Rule 510 is not based on a federal rule but on a uniform rule of evidence. The North Dakota Supreme Court has indicated that N.D.R.Ev. 511 needs to be applied when evaluating an alleged waiver of privilege through voluntary disclosure. Rule 511 states that "[a] claim of privilege is not defeated by a disclosure which was (1) compelled erroneously or (2) made without opportunity to claim the privilege."
In Farm Credit Bank v. Huether, 454 N.W.2d 710 (N.D. 1990), the North Dakota Supreme Court held that privilege was not waived when a party's lawyer inadvertently turned over a file containing privileged material. The court reasoned that, because the party itself had not had the opportunity to claim the privilege, the privilege did not disappear when the party's lawyer disclosed the material.
It is possible that Rule 26(b)(6)(B) is consistent with Rules 510 and 511 because when bulk electronic data is produced, such production is arguably "made without opportunity to claim the privilege." For the sake of clarity, however, staff has prepared a proposed amendment to Rule 510 that specifies that Rule 510 does not apply when Rule 26(b)(6)(B) applies. The proposed amendment is attached along with a version of Rule 26 that includes a cross-reference to Rule 510.
A member also suggested in September that Rule 26(b)(6)(B) may not be consistent with the new Rule 4.5 of the Rules of Professional Conduct. Rule 4.5(a), however, provides that "[a] lawyer who receives a document relating to the representation of the lawyer's client and knows or reasonably should know the document was inadvertently sent shall promptly notify the sender." This rule seems to compliment Rule 26(b)(6)(B). A copy of Rule 4.5 is attached for the Committee's reference.
In September, Judge Hagerty informed the Committee that the National Conference of Commissioners on Uniform State Laws were considering uniform rules on electronic discovery.

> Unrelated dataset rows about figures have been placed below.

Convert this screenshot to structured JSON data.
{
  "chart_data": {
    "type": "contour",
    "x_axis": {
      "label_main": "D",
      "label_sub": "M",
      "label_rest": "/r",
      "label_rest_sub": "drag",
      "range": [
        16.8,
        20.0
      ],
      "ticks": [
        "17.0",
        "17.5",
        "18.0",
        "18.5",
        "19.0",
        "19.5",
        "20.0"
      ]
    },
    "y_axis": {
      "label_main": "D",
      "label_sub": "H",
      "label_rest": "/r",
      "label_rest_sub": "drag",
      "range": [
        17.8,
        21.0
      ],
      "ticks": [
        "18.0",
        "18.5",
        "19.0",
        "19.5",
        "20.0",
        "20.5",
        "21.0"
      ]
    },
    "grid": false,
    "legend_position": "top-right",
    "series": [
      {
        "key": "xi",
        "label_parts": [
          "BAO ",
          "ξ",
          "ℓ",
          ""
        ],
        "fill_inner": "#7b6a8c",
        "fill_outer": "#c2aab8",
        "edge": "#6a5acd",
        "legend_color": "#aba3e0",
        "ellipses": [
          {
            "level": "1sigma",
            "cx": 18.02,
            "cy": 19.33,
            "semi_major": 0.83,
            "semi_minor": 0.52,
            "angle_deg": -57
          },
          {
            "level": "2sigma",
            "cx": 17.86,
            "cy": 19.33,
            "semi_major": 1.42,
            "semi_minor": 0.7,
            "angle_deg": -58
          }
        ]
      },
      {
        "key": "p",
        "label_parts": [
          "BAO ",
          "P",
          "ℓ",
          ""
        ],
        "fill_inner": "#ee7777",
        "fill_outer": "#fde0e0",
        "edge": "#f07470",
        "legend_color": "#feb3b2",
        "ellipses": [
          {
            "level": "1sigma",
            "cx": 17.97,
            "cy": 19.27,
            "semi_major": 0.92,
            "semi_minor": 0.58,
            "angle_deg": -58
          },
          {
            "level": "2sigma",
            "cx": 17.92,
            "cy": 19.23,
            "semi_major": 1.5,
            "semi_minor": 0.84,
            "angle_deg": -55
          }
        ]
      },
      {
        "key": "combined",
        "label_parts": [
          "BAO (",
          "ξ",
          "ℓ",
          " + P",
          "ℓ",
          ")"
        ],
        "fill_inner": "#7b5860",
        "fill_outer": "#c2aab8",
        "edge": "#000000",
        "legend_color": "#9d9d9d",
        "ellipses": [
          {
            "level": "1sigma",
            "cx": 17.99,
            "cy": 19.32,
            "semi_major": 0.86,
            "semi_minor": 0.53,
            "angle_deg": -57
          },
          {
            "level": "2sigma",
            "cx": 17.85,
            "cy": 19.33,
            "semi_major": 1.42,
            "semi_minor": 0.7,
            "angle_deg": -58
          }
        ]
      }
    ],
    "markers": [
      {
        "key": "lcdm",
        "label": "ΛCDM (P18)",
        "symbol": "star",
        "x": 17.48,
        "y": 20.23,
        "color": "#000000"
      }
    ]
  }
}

The latest draft of these rules is attached. As is explained in the prefatory note to the draft, NCCUSL decided not to "reinvent the wheel" in developing electronic discovery rules: they based the uniform rules on the federal electronic discovery provisions. The uniform rules are interesting, however, because they stand alone as a "discrete set of rules applicable to the discovery of electronically-stored information" rather than being integrated into the general rules of discovery.
As was noted in September, staff did not present all of the federal electronic discovery amendments to the committee because some amendments dealt with discovery conferences and initial disclosure, which are not required under North Dakota's rules. The attached articles ("IT's Day in Court" and "Hitting the High Points of the New EDD Rules") point out that the federal amendments related to discovery conferences and pretrial disclosures are quite significant because they force the parties to be proactive about identifying and protecting electronically stored information that may be subject to discovery.
The Committee may wish to discuss whether, in the specific area of electronic discovery, initial disclosures and discovery conferences may be useful. Rules 4 and 5 of the draft Uniform Rules deal with conferences on electronically stored information and with pre-trial court orders on the discovery of such information and could be the basis of a stand-alone rule on electronic discovery conferences. In the alternative, the Committee may wish to discuss whether to revisit the issue of having initial disclosures and discovery conferences in all civil cases.